I'm not sure which one you would be, but if you knowingly lied to your electorate, you should get the boot.

Nuff said.

[–] [email protected] 1 points 3 weeks ago* (last edited 3 weeks ago) (1 children)

Democracy isn't about rules, it's about culture.

America is an example of what happens when you rely on the former not the latter. They have all sorts of rules against misconduct in office, and these rules are routinely abused by the far right to try to shut down their opponents - such as the Republican attempt to impeach Biden with no evidence as revenge for Trump's legitimate impeachment, or attempts to impeach the Democrat Attorney General in Georgia for investigating Trump's attempt to fix the election there, or the expelling of black lawmakers in Tennessee for protesting in support of gun law reform. Meanwhile Trump himself - a twice impeached, convicted criminal - is currently narrowly leading in the polls for their November presidential election...

You're under the impression that the rules you're advocating will just get used against the bad guys. But what will happen in reality is that the very well-funded bad guys will hire some very expensive lawyers who will use these laws to harass the good guys and tie them up in spurious investigations and court cases.

In a democracy, the ultimate punishment for an ill-intentioned politician - liars, cheats, rulebreakers - should come at the ballot box. In a democracy, the political culture makes it the job of the voters to doll out the punishment on election day. The more you take that responsibility away from voters by investing it in rules and regulations, the more you risk diluting voters' sense that this is their job, and the more ill-intents you'll find getting elected (a la Trump). Sometimes that's a risk worth taking, when we're talking about corruption or national security breaches - things where the damage a bad actor can do may so dwarf the voters' capacity to punish them. But I think voters are pretty capable of spotting a political liar and punishing them at the ballot box.

[–] [email protected] 1 points 3 weeks ago* (last edited 3 weeks ago)

That's nice, but not true.

When it comes to parliaments in the Nordics region, you'd bet your bippy that both formality and accountability is a part of procedure.

Lying knowingly and being caught for it is political suicide, between the representatives - because we have representative democracy, as most people do - though we do have national votes on occassion.

That means it's largely their culture, the representatives that is, and that culture, when soured, can manipulate and destroy entire societies, very easily.

It can also be used to say persecute minorities. See Daughter of the Confederacy and the US judicial system put on camera since the 60s, all the way up to the "anti-woke movement". The inflammatory messaging, the lying, the deceit, has caused uncountable damage to psyches, lives, families and communities.
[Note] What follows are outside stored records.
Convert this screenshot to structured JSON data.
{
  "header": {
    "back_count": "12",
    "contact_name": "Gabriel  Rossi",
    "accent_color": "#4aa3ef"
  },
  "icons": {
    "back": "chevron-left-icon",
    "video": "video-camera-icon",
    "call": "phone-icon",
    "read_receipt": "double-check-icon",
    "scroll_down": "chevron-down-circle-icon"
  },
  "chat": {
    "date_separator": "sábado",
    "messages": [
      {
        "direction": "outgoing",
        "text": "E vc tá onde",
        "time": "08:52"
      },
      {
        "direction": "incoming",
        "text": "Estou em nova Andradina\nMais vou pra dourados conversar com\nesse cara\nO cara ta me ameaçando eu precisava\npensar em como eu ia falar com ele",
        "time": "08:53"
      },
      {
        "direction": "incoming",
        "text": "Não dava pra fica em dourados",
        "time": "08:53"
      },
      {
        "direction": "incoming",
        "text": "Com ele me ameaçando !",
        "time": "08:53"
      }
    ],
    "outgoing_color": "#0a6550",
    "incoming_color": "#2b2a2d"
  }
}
This also applies to cases like Detroit. The former motor industry basically swindled the people of Detroit with the help of gullible and/or corrupt politicians. An industry that could no longer compete was fed money, which was pocketed, and people just walked away from destroying the economy of an entire city instead of dealing with it properly.

The idea that representatives get to say and accept whatever they want without consequence is akin to saying they get to do whatever they want without consequences. That breeds corruption, which breeds degradation and quite possibly collapse of a society.

Remember: history will always outclass idealism and philosophy.